From the insurers’ perspective, a big change the health care law brings is this: there will be many more people buying insurance in the individual market.

By 2014, insurers won’t be able to deny anyone coverage based on a preexisting condition.  There will be online marketplaces for comparing and buying insurance.  What’s more, the Affordable Care Act will subsidize the cost of health insurance purchased through those exchanges, and set limited penalties for people who don’t buy insurance.

From there, Early says, it’s simple math.

“We have about a 20 percent un-insurance rate in Idaho,” she says.  “That’s roughly 300,000 people.  Many of those people are going to be eligible for some level of subsidy to buy health insurance.  If even half of those people start shopping, that’s 150,000 new people in the marketplace that we have not seen before.”

And that’s a business opportunity, says Brian Wieser, a senior analyst with New York-based Pivotal Research Group.  “Now we’re in a situation where, for the first time, at scale, it will be in the interests of health insurers to market directly to consumers,” he says.

Wieser isn’t a health insurance guy.  He’s spent much of his career forecasting advertising spending.  This summer, when the Supreme Court upheld the Affordable Care Act, he made a prediction.  Health insurers would soon vie for individual customers in a way they never had before, just as Blue Cross of Idaho has already begun to do.

“It’s a relatively rare example of a situation where a change in government policy leads to the creation of a new advertising category,” Wieser explains.

He can only think of one comparable case: the pharmaceutical industry.  In 1997, the FDA relaxed regulations on consumer advertising.  Since then, drug companies’ ad spending has skyrocketed.

Now, Wieser says, think about the way most people get insurance.  They get it through their jobs.
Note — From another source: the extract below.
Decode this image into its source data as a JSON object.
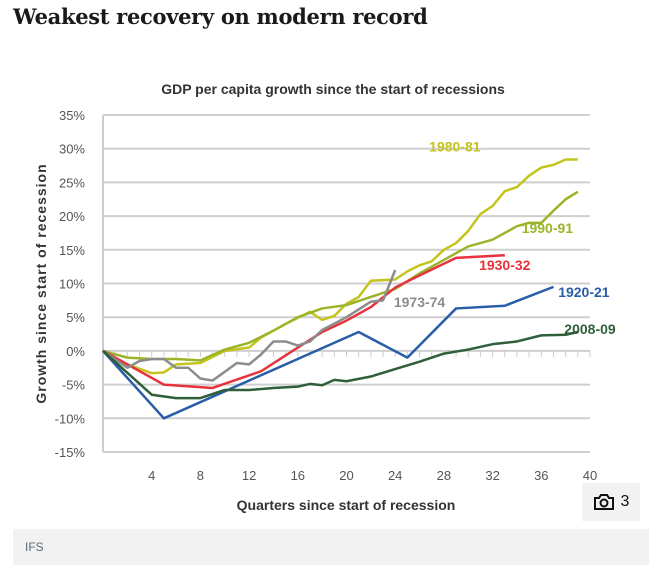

Because of that, insurers have focused on what’s called business-to-business marketing.  They’ve spent their time pursuing contracts with employer groups, not courting individual customers.  Now, the Affordable Care Act could give birth to a $2.5 billion direct-to-consumer ad category.

The Blue Cross and Blue Shield Association’s Cynthia Rolfe agrees that many companies — not just Blue Cross of Idaho — are thinking about how to adjust to the market changes that come along with the health care law.
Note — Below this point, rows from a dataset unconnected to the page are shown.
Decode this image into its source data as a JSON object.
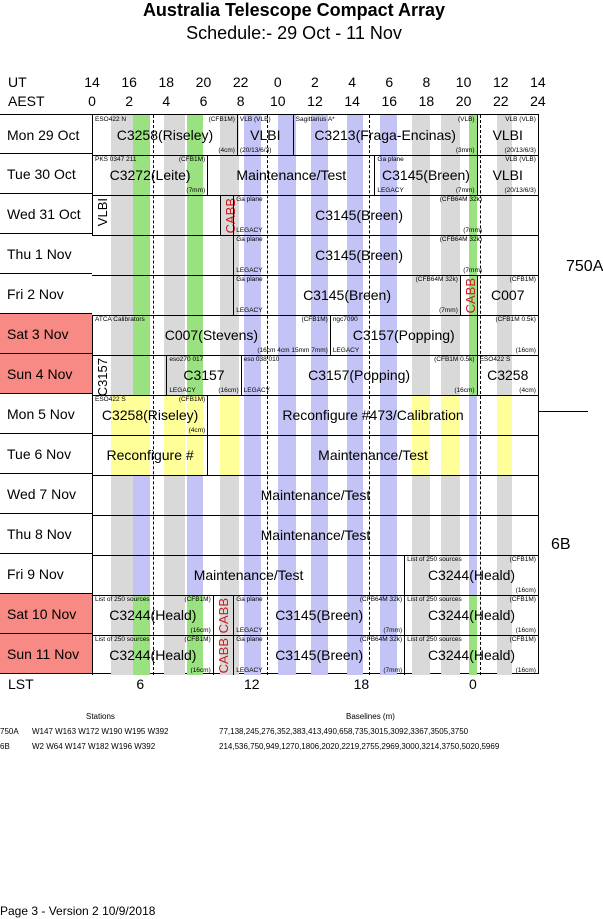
{
  "title": "Australia Telescope Compact Array",
  "subtitle": "Schedule:- 29 Oct - 11 Nov",
  "axis": {
    "ut_label": "UT",
    "aest_label": "AEST",
    "lst_label": "LST",
    "ut_ticks": [
      "14",
      "16",
      "18",
      "20",
      "22",
      "0",
      "2",
      "4",
      "6",
      "8",
      "10",
      "12",
      "14"
    ],
    "aest_ticks": [
      "0",
      "2",
      "4",
      "6",
      "8",
      "10",
      "12",
      "14",
      "16",
      "18",
      "20",
      "22",
      "24"
    ],
    "lst_ticks": [
      "6",
      "12",
      "18",
      "0"
    ]
  },
  "days": [
    {
      "label": "Mon   29 Oct",
      "weekend": false
    },
    {
      "label": "Tue   30 Oct",
      "weekend": false
    },
    {
      "label": "Wed   31 Oct",
      "weekend": false
    },
    {
      "label": "Thu    1  Nov",
      "weekend": false
    },
    {
      "label": "Fri    2  Nov",
      "weekend": false
    },
    {
      "label": "Sat   3  Nov",
      "weekend": true
    },
    {
      "label": "Sun   4  Nov",
      "weekend": true
    },
    {
      "label": "Mon   5  Nov",
      "weekend": false
    },
    {
      "label": "Tue    6  Nov",
      "weekend": false
    },
    {
      "label": "Wed   7  Nov",
      "weekend": false
    },
    {
      "label": "Thu    8  Nov",
      "weekend": false
    },
    {
      "label": "Fri    9  Nov",
      "weekend": false
    },
    {
      "label": "Sat   10 Nov",
      "weekend": true
    },
    {
      "label": "Sun   11 Nov",
      "weekend": true
    }
  ],
  "blocks": [
    {
      "row": 0,
      "start": 0,
      "end": 7.8,
      "big": "C3258(Riseley)",
      "tl": "ESO422 N",
      "tr": "(CFB1M)",
      "br": "(4cm)"
    },
    {
      "row": 0,
      "start": 7.8,
      "end": 10.8,
      "big": "VLBI",
      "tl": "VLB (VLB)",
      "bl": "(20/13/6/3)"
    },
    {
      "row": 0,
      "start": 10.8,
      "end": 20.7,
      "big": "C3213(Fraga-Encinas)",
      "tl": "Sagittarius A*",
      "tr": "(VLB)",
      "br": "(3mm)"
    },
    {
      "row": 0,
      "start": 20.7,
      "end": 24,
      "big": "VLBI",
      "tr": "VLB (VLB)",
      "br": "(20/13/6/3)"
    },
    {
      "row": 1,
      "start": 0,
      "end": 6.2,
      "big": "C3272(Leite)",
      "tl": "PKS 0347 211",
      "tr": "(CFB1M)",
      "br": "(7mm)"
    },
    {
      "row": 1,
      "start": 6.2,
      "end": 15.2,
      "big": "Maintenance/Test"
    },
    {
      "row": 1,
      "start": 15.2,
      "end": 20.7,
      "big": "C3145(Breen)",
      "tl": "Ga plane",
      "bl": "LEGACY",
      "br": "(7mm)"
    },
    {
      "row": 1,
      "start": 20.7,
      "end": 24,
      "big": "VLBI",
      "tr": "VLB (VLB)",
      "br": "(20/13/6/3)"
    },
    {
      "row": 2,
      "start": 0,
      "end": 1.1,
      "vbig": "VLBI"
    },
    {
      "row": 2,
      "start": 6.9,
      "end": 7.6,
      "vbig": "CABB"
    },
    {
      "row": 2,
      "start": 7.6,
      "end": 21.1,
      "big": "C3145(Breen)",
      "tl": "Ga plane",
      "tr": "(CFB64M 32k)",
      "bl": "LEGACY",
      "br": "(7mm)"
    },
    {
      "row": 3,
      "start": 7.6,
      "end": 21.1,
      "big": "C3145(Breen)",
      "tl": "Ga plane",
      "tr": "(CFB64M 32k)",
      "bl": "LEGACY",
      "br": "(7mm)"
    },
    {
      "row": 4,
      "start": 7.6,
      "end": 19.8,
      "big": "C3145(Breen)",
      "tl": "Ga plane",
      "tr": "(CFB64M 32k)",
      "bl": "LEGACY",
      "br": "(7mm)"
    },
    {
      "row": 4,
      "start": 19.8,
      "end": 20.7,
      "vbig": "CABB"
    },
    {
      "row": 4,
      "start": 20.7,
      "end": 24,
      "big": "C007",
      "tr": "(CFB1M)"
    },
    {
      "row": 5,
      "start": 0,
      "end": 12.8,
      "big": "C007(Stevens)",
      "tl": "ATCA Calibrators",
      "tr": "(CFB1M)",
      "br": "(16cm 4cm 15mm 7mm)"
    },
    {
      "row": 5,
      "start": 12.8,
      "end": 20.7,
      "big": "C3157(Popping)",
      "tl": "ngc7090",
      "bl": "LEGACY"
    },
    {
      "row": 5,
      "start": 20.7,
      "end": 24,
      "tr": "(CFB1M 0.5k)",
      "br": "(16cm)"
    },
    {
      "row": 6,
      "start": 0,
      "end": 4,
      "vbig": "C3157"
    },
    {
      "row": 6,
      "start": 4,
      "end": 8,
      "big": "C3157",
      "tl": "eso270 017",
      "bl": "LEGACY",
      "br": "(16cm)"
    },
    {
      "row": 6,
      "start": 8,
      "end": 20.7,
      "big": "C3157(Popping)",
      "tl": "eso 038 010",
      "tr": "(CFB1M 0.5k)",
      "bl": "LEGACY",
      "br": "(16cm)"
    },
    {
      "row": 6,
      "start": 20.7,
      "end": 24,
      "big": "C3258",
      "tl": "ESO422 S",
      "br": "(4cm)"
    },
    {
      "row": 7,
      "start": 0,
      "end": 6.2,
      "big": "C3258(Riseley)",
      "tl": "ESO422 S",
      "tr": "(CFB1M)",
      "br": "(4cm)"
    },
    {
      "row": 7,
      "start": 6.2,
      "end": 24,
      "big": "Reconfigure #473/Calibration"
    },
    {
      "row": 8,
      "start": 0,
      "end": 6.2,
      "big": "Reconfigure #"
    },
    {
      "row": 8,
      "start": 6.2,
      "end": 24,
      "big": "Maintenance/Test"
    },
    {
      "row": 9,
      "start": 0,
      "end": 24,
      "big": "Maintenance/Test"
    },
    {
      "row": 10,
      "start": 0,
      "end": 24,
      "big": "Maintenance/Test"
    },
    {
      "row": 11,
      "start": 0,
      "end": 16.8,
      "big": "Maintenance/Test"
    },
    {
      "row": 11,
      "start": 16.8,
      "end": 24,
      "big": "C3244(Heald)",
      "tl": "List of 250 sources",
      "tr": "(CFB1M)",
      "br": "(16cm)"
    },
    {
      "row": 12,
      "start": 0,
      "end": 6.5,
      "big": "C3244(Heald)",
      "tl": "List of 250 sources",
      "tr": "(CFB1M)",
      "br": "(16cm)"
    },
    {
      "row": 12,
      "start": 6.5,
      "end": 7.6,
      "vbig": "CABB"
    },
    {
      "row": 12,
      "start": 7.6,
      "end": 16.8,
      "big": "C3145(Breen)",
      "tl": "Ga plane",
      "tr": "(CFB64M 32k)",
      "bl": "LEGACY",
      "br": "(7mm)"
    },
    {
      "row": 12,
      "start": 16.8,
      "end": 24,
      "big": "C3244(Heald)",
      "tl": "List of 250 sources",
      "tr": "(CFB1M)",
      "br": "(16cm)"
    },
    {
      "row": 13,
      "start": 0,
      "end": 6.5,
      "big": "C3244(Heald)",
      "tl": "List of 250 sources",
      "tr": "(CFB1M)",
      "br": "(16cm)"
    },
    {
      "row": 13,
      "start": 6.5,
      "end": 7.6,
      "vbig": "CABB"
    },
    {
      "row": 13,
      "start": 7.6,
      "end": 16.8,
      "big": "C3145(Breen)",
      "tl": "Ga plane",
      "tr": "(CFB64M 32k)",
      "bl": "LEGACY",
      "br": "(7mm)"
    },
    {
      "row": 13,
      "start": 16.8,
      "end": 24,
      "big": "C3244(Heald)",
      "tl": "List of 250 sources",
      "tr": "(CFB1M)",
      "br": "(16cm)"
    }
  ],
  "configs": [
    {
      "label": "750A"
    },
    {
      "label": "6B"
    }
  ],
  "stations": {
    "header": "Stations",
    "rows": [
      {
        "config": "750A",
        "stations": "W147  W163  W172  W190  W195  W392"
      },
      {
        "config": "6B",
        "stations": "W2  W64  W147  W182  W196  W392"
      }
    ]
  },
  "baselines": {
    "header": "Baselines (m)",
    "rows": [
      "77,138,245,276,352,383,413,490,658,735,3015,3092,3367,3505,3750",
      "214,536,750,949,1270,1806,2020,2219,2755,2969,3000,3214,3750,5020,5969"
    ]
  },
  "footer": "Page 3 - Version 2  10/9/2018",
  "colors": {
    "weekend": "#f78a84",
    "gray": "#d9d9d9",
    "green": "#99e27f",
    "purple": "#c3c3f5",
    "yellow": "#ffff99",
    "cabb": "#c81e1e"
  }
}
“Since the Affordable Care Act was passed, a lot of insurers have said ‘I need to reconsider what I’m communicating,’” Rolfe explains.  “The big shift is from selling to a distribution channel to creating that relationship with the end user.”

Before you get too worked up at the prospect of health insurers pouring money into marketing campaigns, consider one other aspect of the Affordable Care Act.  It limits how much insurers can spend on overhead — like advertising — compared to how much they spend on what their customers really care about: health care.
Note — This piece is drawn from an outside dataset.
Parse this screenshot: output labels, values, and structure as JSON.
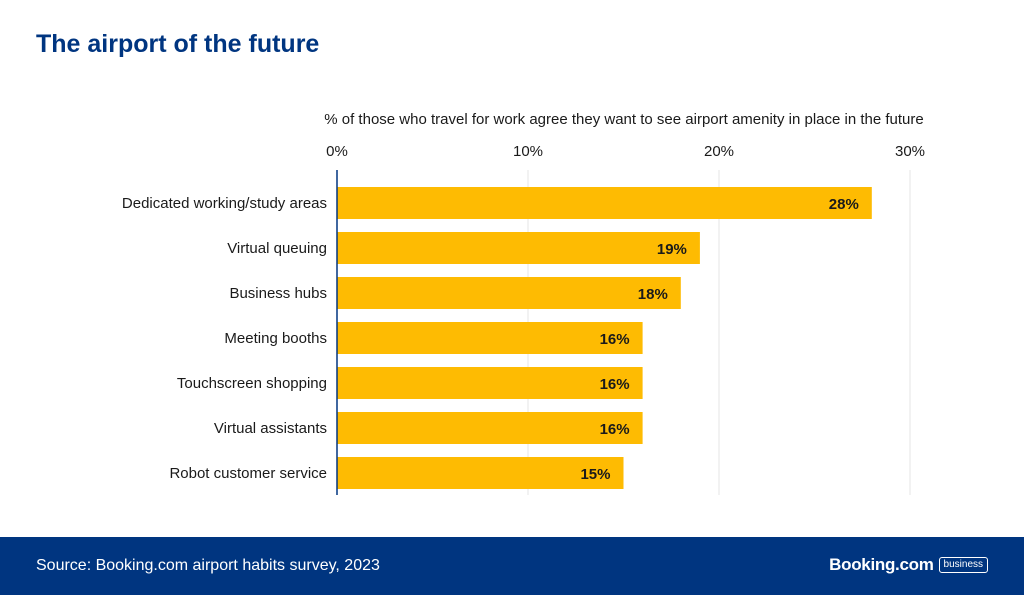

“Blue Cross can invest as much money as they want in advertising,” explains Karen Pollitz, a senior fellow at the non-profit Kaiser Family Foundation, “but they’d better get a really good return on it, because there is this overriding limit on how much of the premium dollar you can spend on non-claims costs.”

From Pollitz’s perspective, perhaps insurers’ flurry of preparation is a good sign.  “Insurers are getting ready,” she says.  “They’re getting ready for 2014. We’ve had a whole lot of uncertainty for the last three years about – is this going to happen?  It’s going to happen!”

When it does, the individual insurance market will start to look a lot more like the group market.  And insurers want to be sure it’s them – their coverage, and their brand – that all of those new buyers think of first.